Подумав, Франциска покачала головой.
— Нет, не думаю, что в этом есть необходимость. Даже если он наш тип, мы и сами разберемся. Ты же знаешь… эти сволочи демонстрируют силу только перед слабыми.
Зайдя в кабинет, Готтлоб прихватила куртку и пистолет, и они с Адамеком покинули участок. Днем движение на дорогах было не таким интенсивным, и уже через пятнадцать минут они оказались в квартале новостроек семидесятых годов. Вокруг теснились двенадцатиэтажные коробки с парой лужаек и жалкими деревцами. С точки зрения Франциски, это смотрелось отвратительно, но такие кварталы тоже были нужны городу.
Машина медленно ехала по улице, Адамек высматривал дом номер одиннадцать. Наконец он обнаружил маленький указатель у дома справа.
— Давай припаркуемся здесь, — предложила Франциска, указывая на свободное место у обочины.
Между высотками виднелись парковки, но Готтлоб не хотела подбираться так близко к дому.
— Жаль, что мы не знаем, на какой машине он ездит.
— Почему это не знаем? — ухмыльнулся Адамек.
— О, я об этом и не подумала. Умница!
— Детлеф Кюль ездит на серебристом «Сеат-Леон», автомобиль зарегистрирован тут, номер H DK 210.

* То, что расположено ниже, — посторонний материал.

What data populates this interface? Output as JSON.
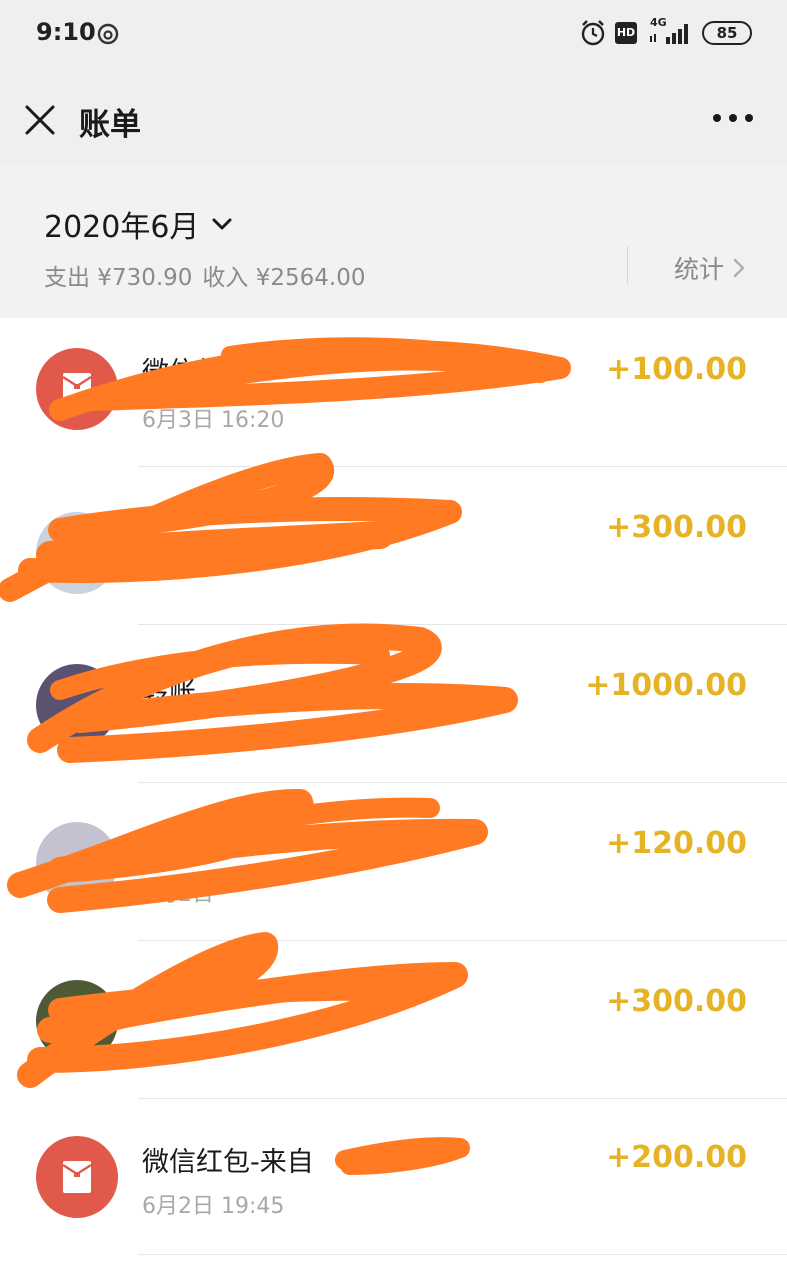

— Напомни мне, чтобы я попросила шефа повысить тебе зарплату.
— Я предпочел бы в качестве награды отпуск на неделю.
— Что, никак не выспишься?
— Знаешь, мы поспрашивали других мамочек… к сожалению! Ты не представляешь, какими экспертами по воспитанию детей мнят себя многодетные мамаши. А у нас первый ребенок, и мы чувствуем себя настоящими неудачниками. А эти дамочки все наседают. И ни одна нас не успокоила. Говорят, малышка будет кричать месяцев до девяти.
— Ну вот видишь! — подколола его Франциска. — Когда-то же это закончится!
— Да, но к тому моменту я, наверное, уже подохну, — мрачно покосился на нее Пауль.
— Сочувствую тебе, конечно, но… ой, смотри, серебристый «Сеат-Леон»! И номер тот же! Это он!
Глава 16
— Поспеши скорей уйти, я считаю до пяти…
— Хватит тут бегать, сколько раз вам говорить! — Гунтер Мюллер прикрикнул на своего восьмилетнего сынишку и его приятеля, игравших в прятки среди стеллажей, но потом покачал головой и улыбнулся. Дети, что тут скажешь…
Он повернулся к своему посетителю, странноватому типу, судорожно сжимавшему в руках какую-то бумажку.
— Вот сорванцы! Но ведь и мы в их годы были такими же, верно?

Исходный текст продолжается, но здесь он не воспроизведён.